Inflammation of the lining of the stomach, characterized by nausea, loss of appetite, and upper abdominal discomfort or pain.
A peptic ulcer, also known as peptic ulcer disease, is an erosion in the wall of the stomach, duodenum, or esophagus. As many as 70–90% of such ulcers are associated with Helicobacter pylori, a spiral-shaped bacterium that lives in the acidic environment of the stomach. Ulcers can also be caused or worsened by drugs such as aspirin, ibuprofen, and other NSAIDs.
Symptoms of a peptic ulcer include abdominal pain, classically near the stomach with severity relating to mealtimes, about three hours after eating a meal; bloating and abdominal fullness; nausea; copious vomiting; loss of appetite and weight loss; vomiting of blood; and melena, which are tarry, foul-smelling feces due to oxidizediron from hemoglobin. Rarely, an ulcer can lead to a gastric or duodenal perforation, which leads to acute peritonitis. This is extremely serious and requires immediate surgery.
A major causative factor of ulcers is chronic inflammation due to Helicobacter pylori that colonizes the mucosa. The immune system is unable to clear the infection, despite the appearance of antibodies. Thus, the bacterium can cause a chronic active gastritis, resulting in a defect in the regulation of gastrin production by that part of the stomach. Gastrin secretion can either be increased, or as in most cases, decreased, resulting in a too basic or too acidic stomach environment, respectively. A decrease in acid can promote H. pylori growth and an increase in acid can contribute to the erosion of the mucosa and therefore ulcer formation.

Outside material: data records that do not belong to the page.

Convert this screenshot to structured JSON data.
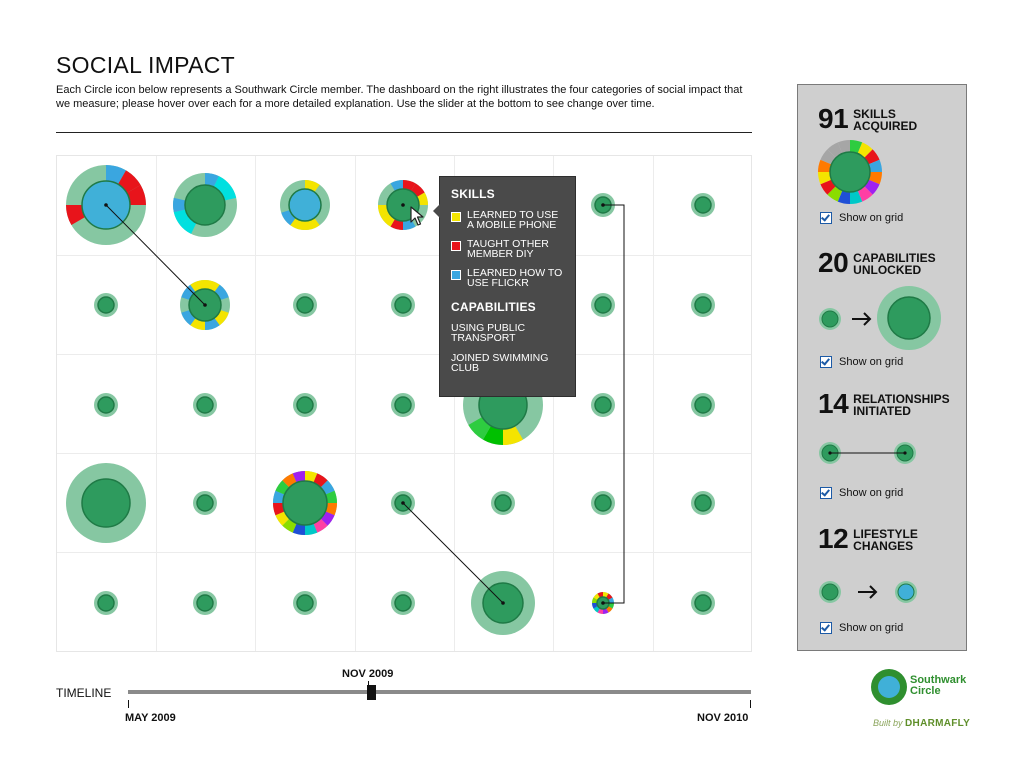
{
  "header": {
    "title": "SOCIAL IMPACT",
    "intro": "Each Circle icon below represents a Southwark Circle member. The dashboard on the right illustrates the four categories of social impact that we measure; please hover over each for a more detailed explanation. Use the slider at the bottom to see change over time."
  },
  "colors": {
    "member_inner": "#2e9b5e",
    "member_outer": "#86c7a2",
    "member_stroke": "#1f7a46",
    "lifestyle_fill": "#40b0d8",
    "accent_green": "#2f8f2f",
    "panel_bg": "#cfcfcf",
    "tooltip_bg": "#4a4a4a"
  },
  "tooltip": {
    "skills_heading": "SKILLS",
    "skills": [
      {
        "label": "LEARNED TO USE A MOBILE PHONE",
        "color": "#f4e400"
      },
      {
        "label": "TAUGHT OTHER MEMBER DIY",
        "color": "#e8141b"
      },
      {
        "label": "LEARNED HOW TO USE FLICKR",
        "color": "#3aa6e0"
      }
    ],
    "capabilities_heading": "CAPABILITIES",
    "capabilities": [
      "USING PUBLIC TRANSPORT",
      "JOINED SWIMMING CLUB"
    ]
  },
  "dashboard": {
    "skills": {
      "count": "91",
      "label": "SKILLS ACQUIRED",
      "show_label": "Show on grid",
      "icon": "skills-ring-icon"
    },
    "capabilities": {
      "count": "20",
      "label": "CAPABILITIES UNLOCKED",
      "show_label": "Show on grid",
      "icon": "capability-grow-icon"
    },
    "relationships": {
      "count": "14",
      "label": "RELATIONSHIPS INITIATED",
      "show_label": "Show on grid",
      "icon": "relationship-link-icon"
    },
    "lifestyle": {
      "count": "12",
      "label": "LIFESTYLE CHANGES",
      "show_label": "Show on grid",
      "icon": "lifestyle-change-icon"
    }
  },
  "timeline": {
    "label": "TIMELINE",
    "start": "MAY 2009",
    "end": "NOV 2010",
    "current": "NOV 2009",
    "position": 0.39
  },
  "logo": {
    "line1": "Southwark",
    "line2": "Circle"
  },
  "built_by": {
    "prefix": "Built by",
    "name": "DHARMAFLY"
  }
}
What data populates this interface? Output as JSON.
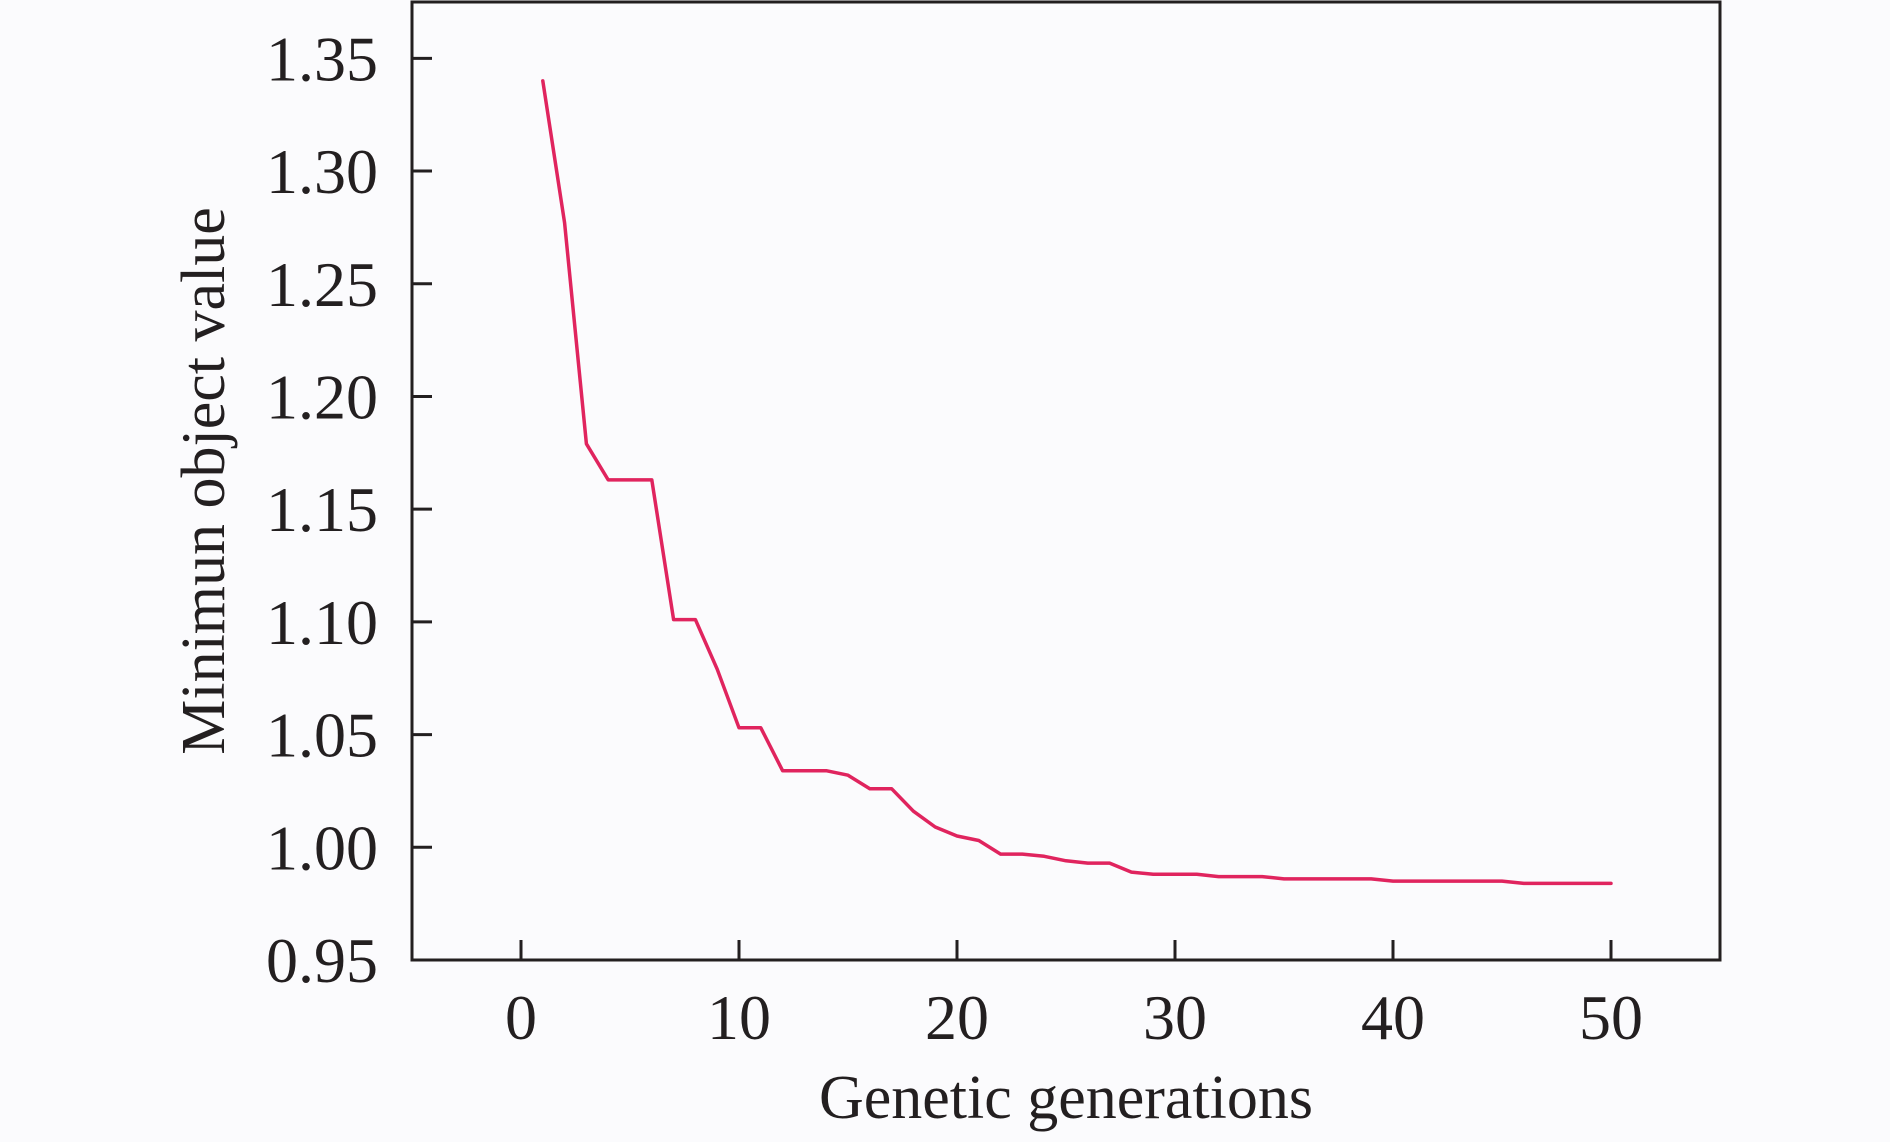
{
  "chart_data": {
    "type": "line",
    "title": "",
    "xlabel": "Genetic generations",
    "ylabel": "Minimun object value",
    "xlim": [
      -5,
      55
    ],
    "ylim": [
      0.95,
      1.375
    ],
    "x_ticks": [
      0,
      10,
      20,
      30,
      40,
      50
    ],
    "x_tick_labels": [
      "0",
      "10",
      "20",
      "30",
      "40",
      "50"
    ],
    "y_ticks": [
      0.95,
      1.0,
      1.05,
      1.1,
      1.15,
      1.2,
      1.25,
      1.3,
      1.35
    ],
    "y_tick_labels": [
      "0.95",
      "1.00",
      "1.05",
      "1.10",
      "1.15",
      "1.20",
      "1.25",
      "1.30",
      "1.35"
    ],
    "grid": false,
    "legend": "none",
    "series": [
      {
        "color": "#e0245e",
        "x": [
          1,
          2,
          3,
          4,
          5,
          6,
          7,
          8,
          9,
          10,
          11,
          12,
          13,
          14,
          15,
          16,
          17,
          18,
          19,
          20,
          21,
          22,
          23,
          24,
          25,
          26,
          27,
          28,
          29,
          30,
          31,
          32,
          33,
          34,
          35,
          36,
          37,
          38,
          39,
          40,
          41,
          42,
          43,
          44,
          45,
          46,
          47,
          48,
          49,
          50
        ],
        "y": [
          1.34,
          1.277,
          1.179,
          1.163,
          1.163,
          1.163,
          1.101,
          1.101,
          1.079,
          1.053,
          1.053,
          1.034,
          1.034,
          1.034,
          1.032,
          1.026,
          1.026,
          1.016,
          1.009,
          1.005,
          1.003,
          0.997,
          0.997,
          0.996,
          0.994,
          0.993,
          0.993,
          0.989,
          0.988,
          0.988,
          0.988,
          0.987,
          0.987,
          0.987,
          0.986,
          0.986,
          0.986,
          0.986,
          0.986,
          0.985,
          0.985,
          0.985,
          0.985,
          0.985,
          0.985,
          0.984,
          0.984,
          0.984,
          0.984,
          0.984
        ]
      }
    ]
  }
}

Another major cause is the use of NSAIDs. The gastric mucosa protects itself from gastric acid with a layer of mucus, the secretion of which is stimulated by certain prostaglandins. NSAIDs block the function of cyclooxygenase 1 (cox-1), which is essential for the production of these prostaglandins.

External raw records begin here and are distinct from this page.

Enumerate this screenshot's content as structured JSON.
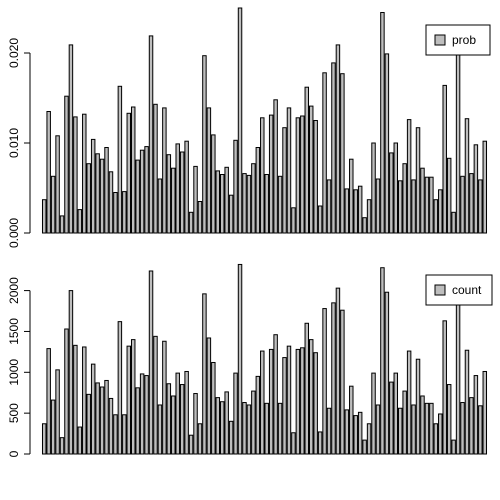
{
  "chart_data": [
    {
      "type": "bar",
      "title": "",
      "xlabel": "",
      "ylabel": "",
      "ylim": [
        0,
        0.025
      ],
      "yticks": [
        "0.000",
        "0.010",
        "0.020"
      ],
      "ytick_values": [
        0,
        0.01,
        0.02
      ],
      "legend": {
        "position": "top-right",
        "entries": [
          "prob"
        ]
      },
      "colors": {
        "fill": "#bebebe",
        "alt_fill": "#000000",
        "stroke": "#000000"
      },
      "series": [
        {
          "name": "prob",
          "values": [
            0.0037,
            0.0135,
            0.0063,
            0.0108,
            0.0019,
            0.0152,
            0.0209,
            0.0129,
            0.0026,
            0.0132,
            0.0077,
            0.0104,
            0.0088,
            0.0082,
            0.0095,
            0.0068,
            0.0045,
            0.0163,
            0.0046,
            0.0133,
            0.014,
            0.0081,
            0.0092,
            0.0096,
            0.0219,
            0.0143,
            0.006,
            0.0139,
            0.0087,
            0.0072,
            0.0099,
            0.009,
            0.0102,
            0.0023,
            0.0074,
            0.0035,
            0.0197,
            0.0139,
            0.0109,
            0.0069,
            0.0065,
            0.0073,
            0.0042,
            0.0103,
            0.025,
            0.0066,
            0.0064,
            0.0077,
            0.0095,
            0.0128,
            0.0065,
            0.0131,
            0.0148,
            0.0063,
            0.0117,
            0.0139,
            0.0028,
            0.0128,
            0.013,
            0.0162,
            0.0141,
            0.0125,
            0.003,
            0.0178,
            0.0059,
            0.0189,
            0.0209,
            0.0177,
            0.0049,
            0.0082,
            0.0048,
            0.0052,
            0.0017,
            0.0037,
            0.01,
            0.006,
            0.0245,
            0.0199,
            0.0089,
            0.01,
            0.0058,
            0.0077,
            0.0126,
            0.0059,
            0.0117,
            0.0072,
            0.0062,
            0.0062,
            0.0037,
            0.0048,
            0.0164,
            0.0083,
            0.0023,
            0.0203,
            0.0063,
            0.0127,
            0.0066,
            0.0098,
            0.0059,
            0.0102
          ]
        }
      ]
    },
    {
      "type": "bar",
      "title": "",
      "xlabel": "",
      "ylabel": "",
      "ylim": [
        0,
        2350
      ],
      "yticks": [
        "0",
        "500",
        "1000",
        "1500",
        "2000"
      ],
      "ytick_values": [
        0,
        500,
        1000,
        1500,
        2000
      ],
      "legend": {
        "position": "top-right",
        "entries": [
          "count"
        ]
      },
      "colors": {
        "fill": "#bebebe",
        "alt_fill": "#000000",
        "stroke": "#000000"
      },
      "series": [
        {
          "name": "count",
          "values": [
            370,
            1290,
            660,
            1030,
            200,
            1530,
            2000,
            1330,
            330,
            1310,
            730,
            1100,
            870,
            820,
            900,
            680,
            480,
            1620,
            480,
            1320,
            1400,
            810,
            980,
            960,
            2240,
            1440,
            600,
            1380,
            860,
            710,
            990,
            850,
            1010,
            230,
            740,
            370,
            1960,
            1420,
            1120,
            690,
            640,
            760,
            400,
            990,
            2320,
            630,
            600,
            770,
            950,
            1260,
            620,
            1280,
            1460,
            620,
            1180,
            1320,
            260,
            1280,
            1300,
            1600,
            1400,
            1240,
            270,
            1780,
            560,
            1850,
            2030,
            1760,
            540,
            830,
            470,
            510,
            170,
            370,
            990,
            600,
            2280,
            1980,
            880,
            990,
            560,
            770,
            1260,
            600,
            1160,
            710,
            620,
            620,
            370,
            490,
            1630,
            850,
            170,
            1950,
            630,
            1270,
            690,
            960,
            590,
            1010
          ]
        }
      ]
    }
  ]
}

Researchers also continue to look at stress as a possible cause, or at least complication, in the development of ulcers. There is debate as to whether psychological stress can influence the development of peptic ulcers. Burns and head trauma, however, can lead to physiologic stress ulcers, which are reported in many patients who are on mechanical ventilation.
The diagnosis is mainly established based on the characteristic symptoms. Stomach pain is usually the first signal of a peptic ulcer. In some cases, doctors may treat ulcers without diagnosing them with specific tests and observe whether the symptoms resolve, this indicating that their primary diagnosis was accurate.

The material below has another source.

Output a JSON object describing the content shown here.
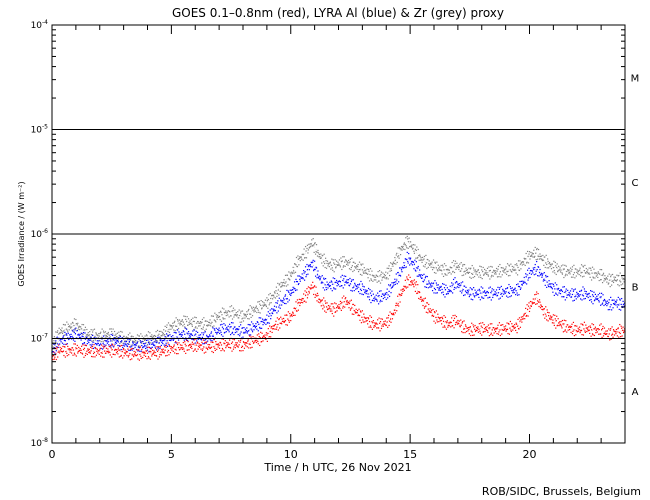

Confirmation of the diagnosis is made with the help of tests such as endoscopies or barium contrast x-rays. The tests are typically ordered if the symptoms do not resolve after a few weeks of treatment. Tests are also given when first appear in a person who is over age 45 or who has other symptoms such as weight loss, because stomach cancer can cause similar symptoms. Also, when severe ulcers resist treatment, particularly if a person has several ulcers or the ulcers are in unusual places, a doctor may suspect an underlying condition that causes the stomach to overproduce acid.
An esophagogastroduodenoscopy (EGD), a form of endoscopy, also known as a gastroscopy, is carried out on patients in whom a peptic ulcer is suspected. By direct visual identification, the location and severity of an ulcer can be described. Moreover, if no ulcer is present, EGD can often provide an alternative diagnosis.
If a peptic ulcer perforates, air will leak from the inside of the gastrointestinal tract (which always contains some air) to the peritoneal cavity (which normally never contains air). This leads to "free gas" within the peritoneal cavity. If the patient stands erect, as when having a chest x-ray, the gas will float to a position underneath the diaphragm. Therefore, gas in the peritoneal cavity, shown on an erect chest x-ray or supine lateral abdominal x-ray, is an omen of perforated peptic ulcer disease.
Younger patients with ulcer-like symptoms are often treated with antacids. The ability of antacids to neutralize acidity by increasing the pH or blocking the secretion of acid by gastric cells is critical in reducing acidity in the stomach. Patients who are taking NSAIDs may also be prescribed a prostaglandin analogue in order to help prevent peptic ulcers by replacing the prostaglandins whose formation is blocked by NSAID use.
When H. pylori infection is present, the most effective treatments are combinations of two antibiotics, such as Clarithromycin, Amoxicillin, Tetracycline, and Metronidazole; and one proton pump inhibitor, sometimes in combination with antacids. In complicated, treatment-resistant cases, three antibiotics may be used together with a proton pump inhibitor. Treatment of H. pylori usually leads to clearing of infection, relief of symptoms and eventual healing of ulcers. Recurrence of infection can occur and retreatment may be required, if necessary with other antibiotics.
Perforated peptic ulcer is a surgical emergency and requires surgical repair of the perforation. Most bleeding ulcers require endoscopy urgently to stop bleeding with cautery, injection, or clipping.